Après « Le traumatisme originel : Vierzon en quatre morceaux », voici « Trois autoroutes, deux transversales, et alors ? »
C’est une vieille rengaine, pas aussi vieille que le Beffroi, qu’on nous ressert pour vanter Vierzon : avec trois autoroutes (A71, A20, A85) et deux transversales ferroviaires (Nantes-Lyon, Paris-Toulouse). Sous-entendu, avec tout ça, si l’on y arrive pas quand même !
Et bien, non, on n’y arrive pas. Combien de campagnes de communication sur Vierzon avec ces arguments massue. A la fin des années 1980, Fernand Micouraud, alors maire de Vierzon, lance « Vierzon le grand passage », sous-entendu, on y passe mais on ne s’y arrête pas.
Plus tard, il matraque avec la photo d’un TGV en gare de Vierzon, on n’a pas plus de TGV ici que de train pendulaire ou de confiture sur le pouce gauche.
Rappelons juste ceci : 1847, arrivée du chemin de fer à Vierzon. 1989, arrivée de l’A71 ; 1992, ouverture de l’A20 ; 2001, ouverture de l’A85. Sans oublier qu’avant toutes ces autoroutes, la Nationale 20 et la Nationale 76 traversaient Vierzon et s’y rejoignaient créant de mémorables bouchons qui ne participèrent pas à l’image positive de la ville.
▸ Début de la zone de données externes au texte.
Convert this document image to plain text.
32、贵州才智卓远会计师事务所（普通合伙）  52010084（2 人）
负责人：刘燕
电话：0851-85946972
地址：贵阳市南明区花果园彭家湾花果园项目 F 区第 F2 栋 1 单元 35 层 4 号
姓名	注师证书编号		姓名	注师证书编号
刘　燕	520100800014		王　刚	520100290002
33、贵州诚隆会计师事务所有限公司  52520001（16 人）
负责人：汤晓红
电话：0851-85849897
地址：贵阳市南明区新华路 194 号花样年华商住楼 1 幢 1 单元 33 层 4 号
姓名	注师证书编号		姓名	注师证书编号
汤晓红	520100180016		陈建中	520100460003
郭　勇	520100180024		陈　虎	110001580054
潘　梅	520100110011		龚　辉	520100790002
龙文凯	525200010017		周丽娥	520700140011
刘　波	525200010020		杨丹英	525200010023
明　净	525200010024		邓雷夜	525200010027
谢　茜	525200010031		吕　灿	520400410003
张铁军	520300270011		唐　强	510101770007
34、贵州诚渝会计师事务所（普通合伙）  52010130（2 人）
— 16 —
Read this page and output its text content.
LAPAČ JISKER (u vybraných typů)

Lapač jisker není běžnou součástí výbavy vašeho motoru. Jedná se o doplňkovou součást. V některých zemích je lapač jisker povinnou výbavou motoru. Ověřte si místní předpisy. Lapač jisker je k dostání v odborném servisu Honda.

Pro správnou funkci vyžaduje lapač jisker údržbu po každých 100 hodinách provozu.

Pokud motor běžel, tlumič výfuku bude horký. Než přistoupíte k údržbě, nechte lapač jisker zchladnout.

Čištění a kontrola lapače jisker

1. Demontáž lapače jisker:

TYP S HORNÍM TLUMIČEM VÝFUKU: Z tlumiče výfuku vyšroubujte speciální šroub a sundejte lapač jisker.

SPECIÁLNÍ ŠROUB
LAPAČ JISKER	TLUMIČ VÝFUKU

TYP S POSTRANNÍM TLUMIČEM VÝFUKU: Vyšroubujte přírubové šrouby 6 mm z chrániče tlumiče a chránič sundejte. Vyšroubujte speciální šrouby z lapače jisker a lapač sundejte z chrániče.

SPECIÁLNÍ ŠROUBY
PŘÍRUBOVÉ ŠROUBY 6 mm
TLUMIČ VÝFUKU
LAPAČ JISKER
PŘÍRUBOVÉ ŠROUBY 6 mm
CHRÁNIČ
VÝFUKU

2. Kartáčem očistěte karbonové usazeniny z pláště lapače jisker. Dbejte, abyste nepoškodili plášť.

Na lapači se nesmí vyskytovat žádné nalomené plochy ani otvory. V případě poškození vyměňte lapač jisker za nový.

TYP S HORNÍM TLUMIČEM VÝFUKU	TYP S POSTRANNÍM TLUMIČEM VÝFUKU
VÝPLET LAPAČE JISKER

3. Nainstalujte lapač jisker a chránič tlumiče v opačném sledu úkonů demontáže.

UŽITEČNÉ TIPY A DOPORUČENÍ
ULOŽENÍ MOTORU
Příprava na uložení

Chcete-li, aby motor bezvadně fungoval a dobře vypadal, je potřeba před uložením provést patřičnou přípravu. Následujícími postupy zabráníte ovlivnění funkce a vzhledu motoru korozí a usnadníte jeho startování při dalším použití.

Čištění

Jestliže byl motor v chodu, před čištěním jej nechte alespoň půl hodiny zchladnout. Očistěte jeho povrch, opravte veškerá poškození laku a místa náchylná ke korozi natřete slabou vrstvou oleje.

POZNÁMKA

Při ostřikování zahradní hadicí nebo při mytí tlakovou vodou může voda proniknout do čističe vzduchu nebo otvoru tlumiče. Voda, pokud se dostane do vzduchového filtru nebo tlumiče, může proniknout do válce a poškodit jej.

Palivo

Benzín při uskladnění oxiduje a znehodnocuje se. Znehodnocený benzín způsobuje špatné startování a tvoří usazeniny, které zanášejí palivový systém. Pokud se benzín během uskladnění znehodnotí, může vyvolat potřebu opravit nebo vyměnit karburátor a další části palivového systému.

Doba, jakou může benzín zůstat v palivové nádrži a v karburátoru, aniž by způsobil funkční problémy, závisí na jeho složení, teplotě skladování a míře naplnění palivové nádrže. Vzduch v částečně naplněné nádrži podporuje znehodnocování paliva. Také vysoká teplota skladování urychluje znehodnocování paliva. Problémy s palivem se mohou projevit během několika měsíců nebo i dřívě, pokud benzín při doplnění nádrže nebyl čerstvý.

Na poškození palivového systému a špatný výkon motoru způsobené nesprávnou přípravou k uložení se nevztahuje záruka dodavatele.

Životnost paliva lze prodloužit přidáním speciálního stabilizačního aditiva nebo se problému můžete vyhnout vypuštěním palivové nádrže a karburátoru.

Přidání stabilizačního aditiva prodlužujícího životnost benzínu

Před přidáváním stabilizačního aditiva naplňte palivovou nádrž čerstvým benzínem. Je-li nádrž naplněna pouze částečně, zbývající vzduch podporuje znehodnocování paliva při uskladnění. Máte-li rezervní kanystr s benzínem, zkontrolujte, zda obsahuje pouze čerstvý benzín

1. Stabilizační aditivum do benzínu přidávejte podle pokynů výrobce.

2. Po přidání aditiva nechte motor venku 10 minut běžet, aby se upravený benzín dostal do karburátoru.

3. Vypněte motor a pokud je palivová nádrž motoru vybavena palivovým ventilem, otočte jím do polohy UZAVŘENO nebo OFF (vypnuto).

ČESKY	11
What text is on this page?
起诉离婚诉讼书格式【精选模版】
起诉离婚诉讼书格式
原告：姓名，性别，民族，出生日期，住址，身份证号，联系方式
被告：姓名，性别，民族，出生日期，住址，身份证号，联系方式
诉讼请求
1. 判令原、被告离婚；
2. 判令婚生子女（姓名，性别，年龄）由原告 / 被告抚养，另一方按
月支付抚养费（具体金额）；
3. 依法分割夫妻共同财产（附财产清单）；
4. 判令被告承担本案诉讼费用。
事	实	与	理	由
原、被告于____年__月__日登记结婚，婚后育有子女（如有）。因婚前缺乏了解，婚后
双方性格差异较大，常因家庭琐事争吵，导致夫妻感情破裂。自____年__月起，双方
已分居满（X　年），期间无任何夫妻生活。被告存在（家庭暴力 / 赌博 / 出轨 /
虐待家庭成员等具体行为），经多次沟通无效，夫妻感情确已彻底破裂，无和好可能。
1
En 2025, le constat est le même : trois autoroutes, deux transversales ferroviaires, et alors ? Cela n’a pas permis, ni de gonfler le nombre d’habitants (plus de 10.000 perdus en 50 ans), ni de créer de véritables zones industrielles, si proches de Paris par la route et le rail.
Comment avons-nous pu rater le coche de cette façon ? Non seulement, les autoroutes ne nous apportent que des miettes, mais le seul orgueil qui ne contribue à rien pour la ville c’est de se dire que 1,7 million de voyageurs passent pas la gare de Vierzon. Et aucun ou si peu en sortent.
Pourquoi en 1989, quand l’A71 a ouvert ses perspectives vers le Puy-de-Dôme d’un côté et vers Paris de l’autre n’a-t-on pas vu de zones industrielles aux Forges par exemple, le long de cette autoroute ? Ou route de Paris (il a fallu attendre 2008 pour voir sortir de terre le parc technologique de Sologne) ?
Vierzon possède en plus deux sorties d’autoroute, Bourges une seule.
Comment a-t-on pu si peu anticiper de tels équipements autoroutiers sans aménagement capable de capter ses bénéfices ?
Sans autoroute, sans même une déviation et sans TGV hypothétique, Vierzon avait prévu de grimper jusqu’à 50.000 habitants, calibrant ainsi la ville dans cet objectif. Trente ou quarante ans plus tard, une autoroute débarque et aucun aménagement n’a été prévu.
Alors oui, Vierzon se targue d’être au centre des croisements routiers et ferroviaires, comme si on milieu d’un banc de poissons, les pêcheurs ne se servaient que d’une épuisette et non d’un filet. Encore aujourd’hui, pour justifier le verdissement de la place de la gare, on vante le nombre de ses voyageurs. Mais combien arpentent la ville, décident d’y rester et d’y créer des emplois ? A part Célestin Gérard en 1847 et le créateur de la Belle Jardinière à la fin du XIXème siècle ?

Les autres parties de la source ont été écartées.